空を飛びたくないわけじゃないのと同じように。





鳥が空を飛び立ちたいと願うように、



人は愛されたいと願うものだと。





遅ればせながら、私は気付いたのだ。








「中堀さんが、愛し方を知らないって言うなら―」






私は、中堀さんとの距離を縮め、腰に両手を当てて宣言する。






「私が教えてあげます!」





貴方に愛を。




沢山の愛を。





目一杯の、要らないというほどの好きを。




私が存分にあげるから。







「私のことをどんなに傷つけたって、平気です。私は、中堀さんが好きだからです!」






嫌いになんてならないから。







「コロコロと天気みたいに機嫌が変わって本当厄介ですけど!ごくごくたまには、快晴な時もあったり、する…?あれ、あったっけな…と、とにかく!中堀空生が、大好きだからです!」





空を生きる、で、アオ。




その名前を、とても気に入っているから。




呼ばせて欲しい。





貴方にぴったりの名前だと思う。





「は…はは…」




唖然としていた中堀さんは、少しすると笑い出す。





「な、な、なんで笑うんですかっ!?私すごい真剣に言ってるのに!!!」





私としては人生最大にも近いほどの決死の覚悟で挑んだ告白なのに、笑われるなんて心外だった。





「いや…ごめ、、、はははっ!くくっ…」





ひどい…




私は笑いが伝染(うつ)ることもなく、あんぐりと口を開けたまま、その笑いの止まらない中堀さんを見つめる。






ひとしきり笑った後、気の抜けたような溜め息を吐いて、中堀さんは呟く。





「あんたって、、、ほんっと、、、なんか…阿呆だな…」






ショックが二倍に膨れ上がった。





「そ、そんな言い方!!ひどすぎますっ!」






笑われた挙句、阿呆って…こんなひどいことってアリなの?!




思わず握り締めた拳を振り上げた。






「けど…お陰で…なんか…どーでもよくなったわ…」





そう言って、彼は振り上げた私の手首を掴み、屈んで顔を近づける。





「なななな、なんですかっ!?」





自分の顔がかぁっと熱くなったのがわかる。




なんか、もう、やだ。




こんな至近距離で見つめられると、自分がさっきまで言ってたことが、恥ずかしくなってくる。

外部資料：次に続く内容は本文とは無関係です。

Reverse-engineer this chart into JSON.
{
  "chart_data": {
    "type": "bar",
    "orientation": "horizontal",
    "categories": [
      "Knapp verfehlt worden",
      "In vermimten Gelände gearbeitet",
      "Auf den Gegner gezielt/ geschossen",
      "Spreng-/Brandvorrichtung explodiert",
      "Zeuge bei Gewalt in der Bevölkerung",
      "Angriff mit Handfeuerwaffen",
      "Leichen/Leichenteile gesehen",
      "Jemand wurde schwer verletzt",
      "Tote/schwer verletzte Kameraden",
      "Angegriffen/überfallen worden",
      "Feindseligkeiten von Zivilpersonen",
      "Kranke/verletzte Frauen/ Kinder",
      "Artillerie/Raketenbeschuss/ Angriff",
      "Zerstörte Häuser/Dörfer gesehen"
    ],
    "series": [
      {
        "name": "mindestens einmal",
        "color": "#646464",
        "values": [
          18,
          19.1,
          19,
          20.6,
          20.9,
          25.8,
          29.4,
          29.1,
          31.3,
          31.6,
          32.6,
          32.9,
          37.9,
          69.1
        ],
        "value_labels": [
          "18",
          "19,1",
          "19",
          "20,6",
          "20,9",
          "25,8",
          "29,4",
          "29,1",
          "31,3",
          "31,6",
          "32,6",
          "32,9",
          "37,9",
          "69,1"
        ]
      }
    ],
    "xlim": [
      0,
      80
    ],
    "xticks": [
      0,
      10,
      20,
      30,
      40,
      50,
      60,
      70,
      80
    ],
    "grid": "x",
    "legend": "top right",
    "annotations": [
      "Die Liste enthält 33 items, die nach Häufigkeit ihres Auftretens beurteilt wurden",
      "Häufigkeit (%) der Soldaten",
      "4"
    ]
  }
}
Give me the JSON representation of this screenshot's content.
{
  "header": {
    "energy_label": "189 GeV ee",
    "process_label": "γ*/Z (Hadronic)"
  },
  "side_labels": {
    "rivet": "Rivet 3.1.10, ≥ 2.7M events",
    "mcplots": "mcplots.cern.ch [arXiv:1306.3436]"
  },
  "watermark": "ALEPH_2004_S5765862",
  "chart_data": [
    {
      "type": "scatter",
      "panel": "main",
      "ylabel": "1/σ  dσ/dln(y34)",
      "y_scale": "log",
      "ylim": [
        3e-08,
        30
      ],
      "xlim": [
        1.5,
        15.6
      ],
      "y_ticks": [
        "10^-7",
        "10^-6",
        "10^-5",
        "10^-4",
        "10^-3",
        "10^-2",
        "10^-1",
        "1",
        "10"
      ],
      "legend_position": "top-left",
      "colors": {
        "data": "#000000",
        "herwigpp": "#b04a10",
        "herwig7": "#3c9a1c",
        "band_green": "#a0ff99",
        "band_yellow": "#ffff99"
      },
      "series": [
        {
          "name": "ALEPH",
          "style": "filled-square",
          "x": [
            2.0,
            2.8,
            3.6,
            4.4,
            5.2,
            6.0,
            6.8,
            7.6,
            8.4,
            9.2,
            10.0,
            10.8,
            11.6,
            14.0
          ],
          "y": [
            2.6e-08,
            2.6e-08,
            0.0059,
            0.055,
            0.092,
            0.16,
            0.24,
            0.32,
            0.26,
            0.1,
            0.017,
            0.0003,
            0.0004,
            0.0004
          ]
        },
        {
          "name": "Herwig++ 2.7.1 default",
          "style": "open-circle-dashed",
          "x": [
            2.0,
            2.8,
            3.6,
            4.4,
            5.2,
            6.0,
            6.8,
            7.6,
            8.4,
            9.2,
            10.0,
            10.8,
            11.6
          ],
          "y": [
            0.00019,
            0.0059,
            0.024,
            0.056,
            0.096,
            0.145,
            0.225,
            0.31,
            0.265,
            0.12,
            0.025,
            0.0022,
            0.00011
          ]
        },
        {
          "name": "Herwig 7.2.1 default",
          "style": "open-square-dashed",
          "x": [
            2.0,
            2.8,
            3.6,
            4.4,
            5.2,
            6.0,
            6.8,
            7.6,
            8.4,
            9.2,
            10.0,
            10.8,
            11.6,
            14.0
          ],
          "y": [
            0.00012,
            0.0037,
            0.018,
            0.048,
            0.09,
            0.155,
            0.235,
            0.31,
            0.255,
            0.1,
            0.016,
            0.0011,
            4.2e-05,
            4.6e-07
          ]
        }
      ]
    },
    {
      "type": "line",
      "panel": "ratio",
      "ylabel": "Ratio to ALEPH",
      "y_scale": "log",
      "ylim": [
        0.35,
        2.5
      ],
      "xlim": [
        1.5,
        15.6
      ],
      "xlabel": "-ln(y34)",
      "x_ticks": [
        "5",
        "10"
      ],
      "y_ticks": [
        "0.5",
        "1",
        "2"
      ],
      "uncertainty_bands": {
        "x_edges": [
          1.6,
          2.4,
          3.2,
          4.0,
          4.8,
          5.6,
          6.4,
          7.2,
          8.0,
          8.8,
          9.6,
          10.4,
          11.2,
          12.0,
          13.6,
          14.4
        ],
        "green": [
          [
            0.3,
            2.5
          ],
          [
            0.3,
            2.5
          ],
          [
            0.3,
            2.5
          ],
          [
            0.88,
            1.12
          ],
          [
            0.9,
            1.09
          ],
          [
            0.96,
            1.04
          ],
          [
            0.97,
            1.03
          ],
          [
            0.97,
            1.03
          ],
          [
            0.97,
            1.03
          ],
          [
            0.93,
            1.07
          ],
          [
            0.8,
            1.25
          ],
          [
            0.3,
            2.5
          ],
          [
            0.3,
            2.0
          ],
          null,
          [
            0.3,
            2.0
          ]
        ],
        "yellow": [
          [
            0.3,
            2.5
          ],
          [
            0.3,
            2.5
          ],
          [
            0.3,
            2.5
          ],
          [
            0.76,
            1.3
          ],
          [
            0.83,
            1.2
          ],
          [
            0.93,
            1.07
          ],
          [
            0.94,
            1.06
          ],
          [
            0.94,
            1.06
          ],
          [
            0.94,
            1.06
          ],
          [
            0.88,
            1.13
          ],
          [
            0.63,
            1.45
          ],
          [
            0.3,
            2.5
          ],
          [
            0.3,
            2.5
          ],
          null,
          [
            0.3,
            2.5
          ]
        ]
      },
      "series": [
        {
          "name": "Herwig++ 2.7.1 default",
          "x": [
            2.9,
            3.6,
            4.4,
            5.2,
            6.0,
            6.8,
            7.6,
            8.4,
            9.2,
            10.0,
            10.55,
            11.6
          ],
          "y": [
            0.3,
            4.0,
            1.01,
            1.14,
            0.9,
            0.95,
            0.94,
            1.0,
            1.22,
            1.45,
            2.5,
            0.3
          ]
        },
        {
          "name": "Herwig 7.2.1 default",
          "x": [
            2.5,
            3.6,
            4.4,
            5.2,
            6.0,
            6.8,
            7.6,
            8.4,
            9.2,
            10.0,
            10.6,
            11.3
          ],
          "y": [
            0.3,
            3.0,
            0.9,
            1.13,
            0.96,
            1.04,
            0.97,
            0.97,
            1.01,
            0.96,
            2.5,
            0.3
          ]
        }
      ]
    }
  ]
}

「どうせ、こっちの仕事からは足を洗うつもりだったから、暇だし?」




茶色い瞳が、意地悪に細められる。





「折角だから、教えてもらおーかな?愛とやらを。花音せーんせ。」





「なっ!」





なんか、軽いっ。




もっと、なんか、こう、私は、こう…





頭の中でぐるぐると考えていると、背中に急に硬い感触がする。





「えっ、ちょ…」





いつの間にかジャングルジムに押し付けられていた私に、中堀さんは。





「まずは、キスでもしとこっか?」





これまでと同じように、軽すぎるノリで。





「い、んっ、んーーーーーーーーー!!!!!!」





嫌だと言えない私に、深いキスをした。






太陽の光が、中堀さんの金色の髪に透けて光るから。







キスの合間に、キレイ、と伝えると。







今までにない笑顔で、彼は嬉しそうに笑った。